Heat exchanger control using model predictive control with constraint removal
- 1. Automatic Control and Systems Theory, Ruhr-Universität Bochum, Germany
- 2. Institute of Information Engineering, Automation, and Mathematics, Faculty of Chemical and Food Technology, Slovak University of Technology in Bratislava, Slovakia
We applied MPC with a constraint removal approach to a laboratory plate heat exchanger. By detecting and removing inactive constraints before solving the underlying optimization problem, this variant of MPC reduces the computational effort associated with solving the optimization problem. The bounds indicating the inactive constraints were modified to overcome the challenges arising in the control setup. In this paper, two experimental case studies were investigated to analyze the properties of the proposed control method--control of the laboratory heat exchanger plant, and the implementation on a microcontroller.

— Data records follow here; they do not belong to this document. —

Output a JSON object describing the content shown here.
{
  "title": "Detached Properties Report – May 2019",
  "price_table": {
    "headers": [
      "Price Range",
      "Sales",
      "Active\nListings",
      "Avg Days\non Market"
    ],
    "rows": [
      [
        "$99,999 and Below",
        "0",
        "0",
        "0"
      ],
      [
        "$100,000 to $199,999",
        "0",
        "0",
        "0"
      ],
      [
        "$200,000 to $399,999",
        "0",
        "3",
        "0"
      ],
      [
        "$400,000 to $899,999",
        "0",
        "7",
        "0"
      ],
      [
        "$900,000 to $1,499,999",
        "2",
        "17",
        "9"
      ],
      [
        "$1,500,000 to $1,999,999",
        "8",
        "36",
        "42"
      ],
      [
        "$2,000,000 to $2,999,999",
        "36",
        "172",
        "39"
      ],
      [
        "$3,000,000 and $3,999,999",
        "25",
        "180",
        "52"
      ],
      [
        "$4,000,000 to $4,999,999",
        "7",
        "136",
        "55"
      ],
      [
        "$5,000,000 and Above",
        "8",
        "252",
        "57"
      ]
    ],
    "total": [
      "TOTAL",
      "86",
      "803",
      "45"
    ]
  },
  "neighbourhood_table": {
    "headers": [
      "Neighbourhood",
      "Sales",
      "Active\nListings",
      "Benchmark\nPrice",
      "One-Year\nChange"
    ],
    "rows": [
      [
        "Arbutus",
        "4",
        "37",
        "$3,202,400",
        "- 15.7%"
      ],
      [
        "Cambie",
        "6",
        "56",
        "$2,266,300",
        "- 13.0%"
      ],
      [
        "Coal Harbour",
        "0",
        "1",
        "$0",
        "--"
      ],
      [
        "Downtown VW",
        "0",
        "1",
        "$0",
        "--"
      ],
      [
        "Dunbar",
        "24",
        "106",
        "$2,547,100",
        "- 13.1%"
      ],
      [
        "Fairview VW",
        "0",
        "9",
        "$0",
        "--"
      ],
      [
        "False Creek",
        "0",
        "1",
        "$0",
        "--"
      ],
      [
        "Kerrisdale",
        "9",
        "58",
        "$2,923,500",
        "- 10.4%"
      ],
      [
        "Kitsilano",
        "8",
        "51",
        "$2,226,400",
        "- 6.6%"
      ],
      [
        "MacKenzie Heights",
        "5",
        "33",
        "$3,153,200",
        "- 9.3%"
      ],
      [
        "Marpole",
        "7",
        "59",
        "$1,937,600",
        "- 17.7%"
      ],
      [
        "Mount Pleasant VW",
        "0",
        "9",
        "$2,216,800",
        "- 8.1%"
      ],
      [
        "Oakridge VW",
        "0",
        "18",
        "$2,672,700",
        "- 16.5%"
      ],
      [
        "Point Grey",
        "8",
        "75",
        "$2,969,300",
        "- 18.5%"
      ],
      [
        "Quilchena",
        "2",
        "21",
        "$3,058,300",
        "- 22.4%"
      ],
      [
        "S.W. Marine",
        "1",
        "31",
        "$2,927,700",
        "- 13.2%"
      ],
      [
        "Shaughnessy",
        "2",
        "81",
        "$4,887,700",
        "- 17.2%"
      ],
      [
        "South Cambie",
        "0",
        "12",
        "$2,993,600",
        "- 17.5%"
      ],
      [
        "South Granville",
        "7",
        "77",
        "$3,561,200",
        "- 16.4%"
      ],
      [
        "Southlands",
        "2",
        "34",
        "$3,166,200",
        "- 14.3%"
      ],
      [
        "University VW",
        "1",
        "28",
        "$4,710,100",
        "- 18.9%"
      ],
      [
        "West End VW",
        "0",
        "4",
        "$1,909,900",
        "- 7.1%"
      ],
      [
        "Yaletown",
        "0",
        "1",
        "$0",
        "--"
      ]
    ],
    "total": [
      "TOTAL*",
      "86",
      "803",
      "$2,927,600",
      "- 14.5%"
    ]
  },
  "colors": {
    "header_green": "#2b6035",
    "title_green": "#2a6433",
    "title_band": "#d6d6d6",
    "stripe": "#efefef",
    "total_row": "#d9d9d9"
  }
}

In the real-time experiments on the laboratory plant, the constraint removal approach was able to reduce the number of constraints to be considered in the optimization problem by up to 60% compared to conventional MPC. The results further confirmed that the approach does not affect the control performance in terms of performance losses, resulting in comparable trajectories of the control inputs.
Based on the experimental data, we further implemented and solved the optimization problems corresponding to MPC with constraint removal and to conventional MPC on a 32-bit microcontroller. Both, the computation time and the associated energy consumption decreased by approximately 68% for MPC with constraint removal in contrast to the conventional variant of MPC.
Future research will be focused on the application of nonlinear MPC with constraint removal for the control of the heat exchanger plant and modifications towards robust MPC.